The Angmoh graciously hosted the pork fest. Well, he had to, he was the only one amongst us 3 with a BBQ. I fell in love with the salad Tammi had made that day and attempted to replicate it. It was basically a zesty, refreshing coleslaw of shredded kohlrabi, celeriac and apple, with half a finely-chopped Spanish onion mixed in. The vegetables were then simply dressed with lemon juice, extra virgin olive oil, salt and pepper.
The Angmoh took his manly duties very seriously that evening. He fired up his barbeque, cranked it to the hottest possible setting, and in went the pork belly, skin scored and rubbed with salt. The smell of charred pork and smoke soon filled the air. It was the most tantalising smell ever. The temperature of the BBQ was turned down after 15 minutes, the belly was then given 30 minutes, and after that, a final heat blast to ensure crispy cracky crackling!
The ribs and loin chops went in next. The ribs were marinated with store-bought sauce (I forgot all about it and would have made one from scratch but oh well) while the chops were rubbed with olive oil, salt and pepper. They were in for about 3-5 minutes each side, and dinner was finally served!
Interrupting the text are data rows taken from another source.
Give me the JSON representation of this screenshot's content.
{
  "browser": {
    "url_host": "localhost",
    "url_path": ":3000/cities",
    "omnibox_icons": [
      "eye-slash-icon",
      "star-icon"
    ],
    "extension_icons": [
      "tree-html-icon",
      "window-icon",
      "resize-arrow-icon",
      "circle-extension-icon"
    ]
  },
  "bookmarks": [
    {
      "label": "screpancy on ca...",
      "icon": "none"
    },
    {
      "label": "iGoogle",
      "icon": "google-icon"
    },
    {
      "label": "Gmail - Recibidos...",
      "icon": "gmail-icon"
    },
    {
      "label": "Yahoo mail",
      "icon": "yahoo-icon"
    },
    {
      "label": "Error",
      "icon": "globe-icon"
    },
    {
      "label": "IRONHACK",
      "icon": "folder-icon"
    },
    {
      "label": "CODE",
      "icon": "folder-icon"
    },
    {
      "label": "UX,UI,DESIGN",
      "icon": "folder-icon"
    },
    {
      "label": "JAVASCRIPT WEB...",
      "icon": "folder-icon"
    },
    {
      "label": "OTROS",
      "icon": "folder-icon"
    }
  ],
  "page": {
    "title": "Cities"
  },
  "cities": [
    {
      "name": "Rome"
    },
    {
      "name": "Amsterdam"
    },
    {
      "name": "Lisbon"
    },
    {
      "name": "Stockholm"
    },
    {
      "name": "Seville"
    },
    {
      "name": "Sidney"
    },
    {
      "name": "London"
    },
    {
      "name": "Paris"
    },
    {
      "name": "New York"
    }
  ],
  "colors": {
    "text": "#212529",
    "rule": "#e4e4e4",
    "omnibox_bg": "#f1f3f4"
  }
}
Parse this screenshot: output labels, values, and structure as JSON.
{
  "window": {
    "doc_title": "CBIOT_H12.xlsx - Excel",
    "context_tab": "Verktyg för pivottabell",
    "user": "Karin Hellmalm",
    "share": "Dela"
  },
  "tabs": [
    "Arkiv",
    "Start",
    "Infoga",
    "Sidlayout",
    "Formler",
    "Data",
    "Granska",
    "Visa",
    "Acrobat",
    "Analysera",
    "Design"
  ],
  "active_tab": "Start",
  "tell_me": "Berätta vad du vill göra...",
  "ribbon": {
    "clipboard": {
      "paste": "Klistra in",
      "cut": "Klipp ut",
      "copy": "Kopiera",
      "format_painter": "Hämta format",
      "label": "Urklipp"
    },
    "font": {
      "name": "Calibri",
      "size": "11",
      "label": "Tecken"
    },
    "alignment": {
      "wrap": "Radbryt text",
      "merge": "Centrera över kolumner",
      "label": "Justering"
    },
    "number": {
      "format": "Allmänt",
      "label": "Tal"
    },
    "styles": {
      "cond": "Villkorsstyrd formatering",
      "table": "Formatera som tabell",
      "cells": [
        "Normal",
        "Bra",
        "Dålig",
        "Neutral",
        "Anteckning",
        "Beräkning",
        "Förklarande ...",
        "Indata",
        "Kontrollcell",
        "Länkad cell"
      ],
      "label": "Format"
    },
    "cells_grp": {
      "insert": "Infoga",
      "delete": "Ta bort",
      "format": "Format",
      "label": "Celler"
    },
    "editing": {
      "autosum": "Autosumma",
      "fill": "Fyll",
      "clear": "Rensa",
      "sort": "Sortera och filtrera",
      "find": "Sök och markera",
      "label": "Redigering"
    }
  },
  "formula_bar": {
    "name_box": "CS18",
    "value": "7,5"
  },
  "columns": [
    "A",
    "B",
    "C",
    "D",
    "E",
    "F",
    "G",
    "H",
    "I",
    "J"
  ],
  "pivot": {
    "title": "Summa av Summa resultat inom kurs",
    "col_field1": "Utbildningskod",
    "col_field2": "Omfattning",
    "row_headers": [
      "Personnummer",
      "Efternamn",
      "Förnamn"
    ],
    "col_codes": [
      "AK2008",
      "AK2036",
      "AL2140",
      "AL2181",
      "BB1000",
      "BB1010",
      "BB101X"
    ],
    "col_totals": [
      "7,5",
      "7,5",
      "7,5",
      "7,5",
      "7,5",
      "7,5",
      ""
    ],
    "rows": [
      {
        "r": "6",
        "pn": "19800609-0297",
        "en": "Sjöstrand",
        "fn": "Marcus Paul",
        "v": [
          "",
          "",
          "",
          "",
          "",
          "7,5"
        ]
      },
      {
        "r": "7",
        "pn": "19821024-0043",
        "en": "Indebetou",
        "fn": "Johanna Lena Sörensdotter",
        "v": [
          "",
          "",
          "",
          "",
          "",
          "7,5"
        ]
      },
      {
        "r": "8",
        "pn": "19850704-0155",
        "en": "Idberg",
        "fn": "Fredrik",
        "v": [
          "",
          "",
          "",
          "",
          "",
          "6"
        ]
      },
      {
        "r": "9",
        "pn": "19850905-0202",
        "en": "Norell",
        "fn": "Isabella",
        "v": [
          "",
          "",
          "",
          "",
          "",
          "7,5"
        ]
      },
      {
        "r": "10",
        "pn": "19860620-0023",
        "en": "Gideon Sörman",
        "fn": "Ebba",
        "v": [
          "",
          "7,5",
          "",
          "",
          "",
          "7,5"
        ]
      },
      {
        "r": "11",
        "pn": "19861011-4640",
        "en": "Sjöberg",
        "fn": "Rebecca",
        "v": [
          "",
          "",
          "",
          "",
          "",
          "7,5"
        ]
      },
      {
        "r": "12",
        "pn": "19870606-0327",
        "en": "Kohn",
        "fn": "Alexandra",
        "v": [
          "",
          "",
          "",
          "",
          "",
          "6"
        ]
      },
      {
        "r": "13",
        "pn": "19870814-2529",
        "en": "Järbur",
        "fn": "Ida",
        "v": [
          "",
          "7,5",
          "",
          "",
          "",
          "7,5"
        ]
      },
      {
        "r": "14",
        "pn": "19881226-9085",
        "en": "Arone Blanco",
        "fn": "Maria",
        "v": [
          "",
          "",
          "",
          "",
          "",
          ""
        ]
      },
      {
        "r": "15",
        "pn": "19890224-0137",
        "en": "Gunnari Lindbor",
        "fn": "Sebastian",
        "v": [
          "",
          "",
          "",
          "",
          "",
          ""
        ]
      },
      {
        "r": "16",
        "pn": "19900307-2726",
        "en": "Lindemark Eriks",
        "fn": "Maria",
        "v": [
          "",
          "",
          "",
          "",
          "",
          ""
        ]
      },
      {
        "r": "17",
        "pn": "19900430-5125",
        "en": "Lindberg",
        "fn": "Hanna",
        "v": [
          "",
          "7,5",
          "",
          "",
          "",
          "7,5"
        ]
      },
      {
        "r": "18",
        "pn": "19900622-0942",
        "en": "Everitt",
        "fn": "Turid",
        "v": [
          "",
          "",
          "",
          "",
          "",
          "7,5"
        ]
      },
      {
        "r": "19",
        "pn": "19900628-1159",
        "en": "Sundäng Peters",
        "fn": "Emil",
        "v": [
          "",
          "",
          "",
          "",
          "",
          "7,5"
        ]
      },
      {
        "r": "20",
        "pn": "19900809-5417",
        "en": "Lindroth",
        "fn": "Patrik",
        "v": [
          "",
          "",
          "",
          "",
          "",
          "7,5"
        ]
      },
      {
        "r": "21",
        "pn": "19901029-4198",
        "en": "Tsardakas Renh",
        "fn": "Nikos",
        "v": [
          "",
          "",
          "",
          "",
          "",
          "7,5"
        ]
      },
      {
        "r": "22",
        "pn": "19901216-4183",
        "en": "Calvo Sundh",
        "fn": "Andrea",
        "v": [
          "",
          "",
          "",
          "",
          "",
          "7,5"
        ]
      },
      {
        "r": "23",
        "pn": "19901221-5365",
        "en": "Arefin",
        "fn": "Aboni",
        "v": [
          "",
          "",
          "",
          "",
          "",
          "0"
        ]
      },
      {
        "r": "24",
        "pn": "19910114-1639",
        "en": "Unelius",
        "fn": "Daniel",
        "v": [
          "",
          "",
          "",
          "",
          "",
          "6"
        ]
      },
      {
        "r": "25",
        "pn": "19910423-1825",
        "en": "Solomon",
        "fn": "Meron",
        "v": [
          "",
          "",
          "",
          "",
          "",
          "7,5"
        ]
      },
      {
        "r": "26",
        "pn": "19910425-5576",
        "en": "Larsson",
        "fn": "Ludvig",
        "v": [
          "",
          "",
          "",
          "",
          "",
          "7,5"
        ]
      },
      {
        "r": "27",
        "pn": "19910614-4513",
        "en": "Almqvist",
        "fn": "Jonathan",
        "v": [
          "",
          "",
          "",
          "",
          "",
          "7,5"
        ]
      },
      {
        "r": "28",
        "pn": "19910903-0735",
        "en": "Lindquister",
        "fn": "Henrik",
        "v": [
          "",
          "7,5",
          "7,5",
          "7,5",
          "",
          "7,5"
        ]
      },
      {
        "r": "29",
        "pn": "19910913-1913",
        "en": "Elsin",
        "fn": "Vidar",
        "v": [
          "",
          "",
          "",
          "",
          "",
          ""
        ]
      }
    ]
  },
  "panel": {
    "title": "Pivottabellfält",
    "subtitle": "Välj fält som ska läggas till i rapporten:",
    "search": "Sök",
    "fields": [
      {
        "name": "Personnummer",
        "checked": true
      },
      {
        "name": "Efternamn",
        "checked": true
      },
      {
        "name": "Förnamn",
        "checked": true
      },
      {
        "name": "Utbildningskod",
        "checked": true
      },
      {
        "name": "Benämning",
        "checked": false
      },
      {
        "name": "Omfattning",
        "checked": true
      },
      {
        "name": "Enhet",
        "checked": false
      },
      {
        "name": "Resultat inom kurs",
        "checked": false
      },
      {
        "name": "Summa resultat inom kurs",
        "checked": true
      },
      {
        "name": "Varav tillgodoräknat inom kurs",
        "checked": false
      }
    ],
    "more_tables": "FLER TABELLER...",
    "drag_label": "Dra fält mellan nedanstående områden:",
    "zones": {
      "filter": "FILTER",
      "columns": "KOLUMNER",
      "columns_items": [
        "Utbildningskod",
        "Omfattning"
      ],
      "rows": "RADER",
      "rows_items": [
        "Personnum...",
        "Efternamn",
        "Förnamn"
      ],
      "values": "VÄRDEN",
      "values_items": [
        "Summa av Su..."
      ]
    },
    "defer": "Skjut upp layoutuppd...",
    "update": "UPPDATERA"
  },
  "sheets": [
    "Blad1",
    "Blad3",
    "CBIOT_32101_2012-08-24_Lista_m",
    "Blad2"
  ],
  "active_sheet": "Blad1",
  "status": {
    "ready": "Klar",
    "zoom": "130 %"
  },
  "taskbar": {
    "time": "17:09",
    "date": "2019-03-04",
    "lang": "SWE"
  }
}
It was a delicious, gut-bursting meal. The pork belly was perfect with tender meat and symphonic crackling. The chops were full of flavour and the ribs bone-sucking, finger-licking worthy. I do have to point out that the pork belly was from a butcher in South Melbourne Market, and would highly likely be from a female pig, while the chops and ribs purchased from the Jonai Farm were from a male pig. The boar taint was apparent in the latter, but of a mild form and extremely tolerable. I admit that I may wait for the farm to sell gilts before I make my next purchase.
But I digress. What meal ends without dessert? I had made a lemon-syrup pistachio cake just a couple hours before dinner. I adapted the recipe from The Little Loaf, and made it in a single loaf tin. I had reduced the overall amount of sugar (180g for the cake and 25g for the syrup) and would recommend doubling the syrup recipe for a giant single loaf (in my case) as I had just enough to soak half the cake. It was marvelous, if I may. It was moist, not too dense and uplifted with the tangy syrup.
The barbecue pork night was a success. Happy pigs make delicious pork, especially with the help of a clever little machine, manned by an Aussie bloke.